Günaydın sevgili okuyucularım. Cumhuriyet coşkumuz bugün de sürsün istedim. Türkiye Cumhuriyetimizin kurucusu Ulu Önderimiz Mustafa Kemal Atatürk’ün cumhuriyeti ilan ederken yaşadıkları, ilanı sonrası yaşadıklarını kısa kısa okuyalım istedim. Sağlık ve sevgiyle kalın sevgili okuyucularım. Yase
& & & & &
Meclisin Cumhuriyeti İlanı Lazımdır…
Atatürk bana: “-Cumhuriyet konusunda ne düşünüyorsunuz, reyiniz ne?” dedi. Ben: “-Cumhuriyet yönetimindeyiz zaten, milli hükümetin mahiyeti bu değil mi?” dedim.
“-Hayır, Cumhuriyette değiliz. Birinci Büyük Millet Meclisi’nde saltanat müessesesi duruyor. Saltanat düşmüş değildir. Saltanat müessesesini düşürmek için Meclisin Cumhuriyeti ilanı lazımdır. Cumhuriyet ilan olunursa saltanat müessesesi doğal olarak düşer. Bu konuda sizin fikriniz nedir?” dedi.
“-Elbette bu fikirdeyim, hep bu fikre hizmet ediyoruz” dedim. “-O halde komutayı bırakmayın” dedi.
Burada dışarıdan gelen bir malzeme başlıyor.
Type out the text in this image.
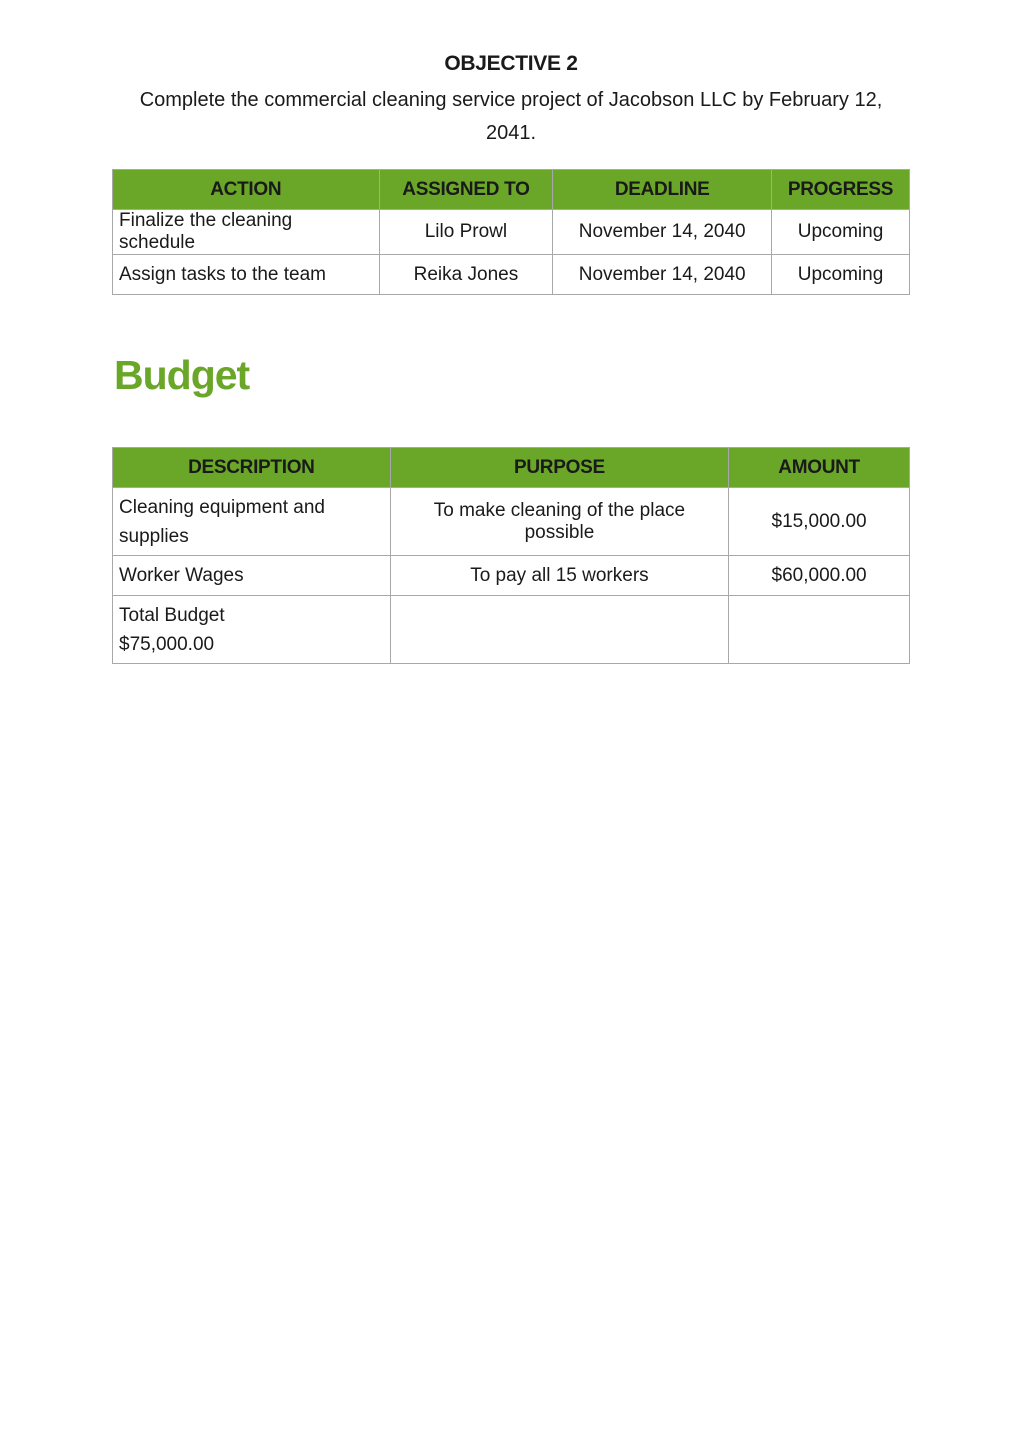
OBJECTIVE 2
Complete the commercial cleaning service project of Jacobson LLC by February 12, 2041.
ACTION	ASSIGNED TO	DEADLINE	PROGRESS
Finalize the cleaning schedule	Lilo Prowl	November 14, 2040	Upcoming
Assign tasks to the team	Reika Jones	November 14, 2040	Upcoming
Budget
DESCRIPTION	PURPOSE	AMOUNT
Cleaning equipment and supplies	To make cleaning of the place possible	$15,000.00
Worker Wages	To pay all 15 workers	$60,000.00
Total Budget
$75,000.00		
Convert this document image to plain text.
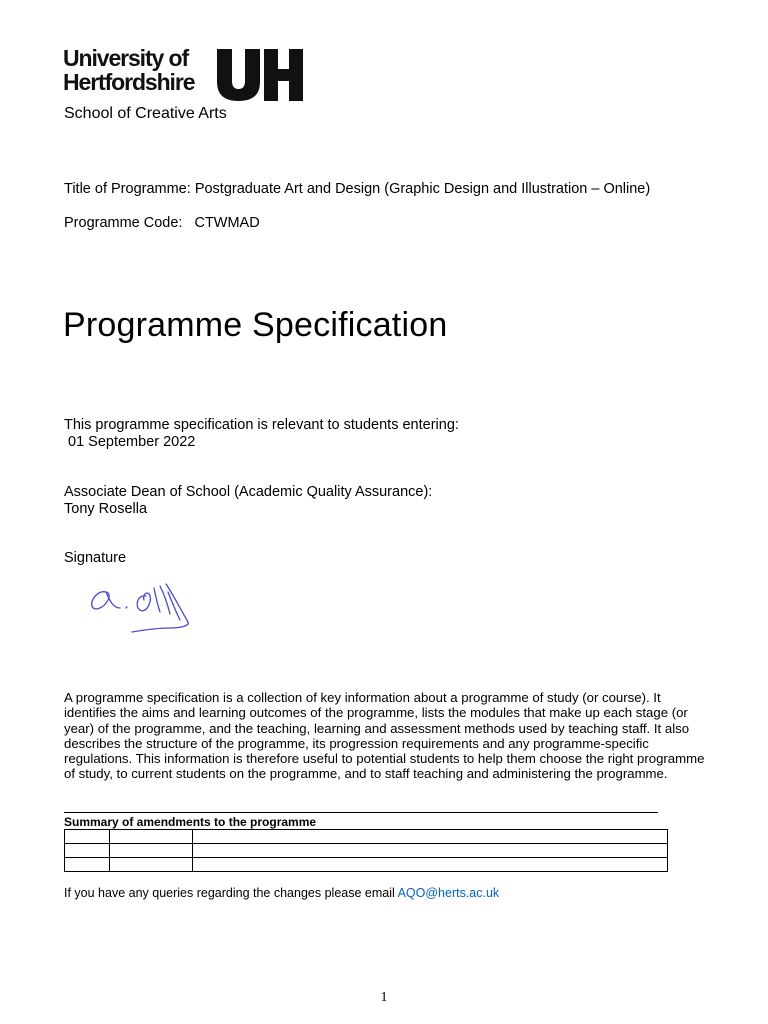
University of
Hertfordshire
School of Creative Arts
Title of Programme: Postgraduate Art and Design (Graphic Design and Illustration – Online)
Programme Code: CTWMAD
Programme Specification
This programme specification is relevant to students entering:
01 September 2022
Associate Dean of School (Academic Quality Assurance):
Tony Rosella
Signature
A programme specification is a collection of key information about a programme of study (or course). It identifies the aims and learning outcomes of the programme, lists the modules that make up each stage (or year) of the programme, and the teaching, learning and assessment methods used by teaching staff. It also describes the structure of the programme, its progression requirements and any programme-specific regulations. This information is therefore useful to potential students to help them choose the right programme of study, to current students on the programme, and to staff teaching and administering the programme.
Summary of amendments to the programme

If you have any queries regarding the changes please email AQO@herts.ac.uk
1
Yeni ordu teşkili işleri vardı. Ordunun başında kaldım. Ankara’ya gitmedim.
Ali Fuat CEBESOY
& & & & &
Cumhuriyet
Bir gün de Mustafa Kemal, galiba Avusturyalı bir gazeteci ile görüştüğü sırada (22 Eylül 1923) “Cumhuriyet” kelimesini ağzından kaçırması üzerine Meclisin ve İstanbul gazetecilerinin yüreği oynamıştır. Meclis Reisinin küçük odasına koşuşan birtakım milletvekilleri Mustafa Kemal’in bu “dil sürçünü” düzeltmesini istemişlerdir.
Yine bu küçük odada geçen bir konuşmayı 11 Eylül 1923 tarihli notlarım arasında saklamışım. Konuşmanın rejim meselesine temas eden kısmını buraya alıyorum.
Mustafa Kemal Paşa, parti toplantısının kaçta olduğunu sordu. Üçte idi. “-Bana birde olduğunu söylediler, onun için erken geldim” dedi.
Odasına giderken bizi de davet etti. Mebus olmakla beraber hâlâ yaverliğini yapan eski zabitlerden (subaylardan) biri fırka nizamnamesinin son şeklini getirdi. Nizamname bugün bütün mebuslar tarafından birer birer imzalanacaktı.
Biraz sonra cebinden nizamnamenin bir nüshasını çıkardı. Sahife açığına yazdığı Fransızca bir cümleyi okudu. Bu, Fransız Cumhuriyeti’nin “bir ve gayr-i kabil-i tecezzi (bölünmez)” olduğunu söyleyen cümle idi.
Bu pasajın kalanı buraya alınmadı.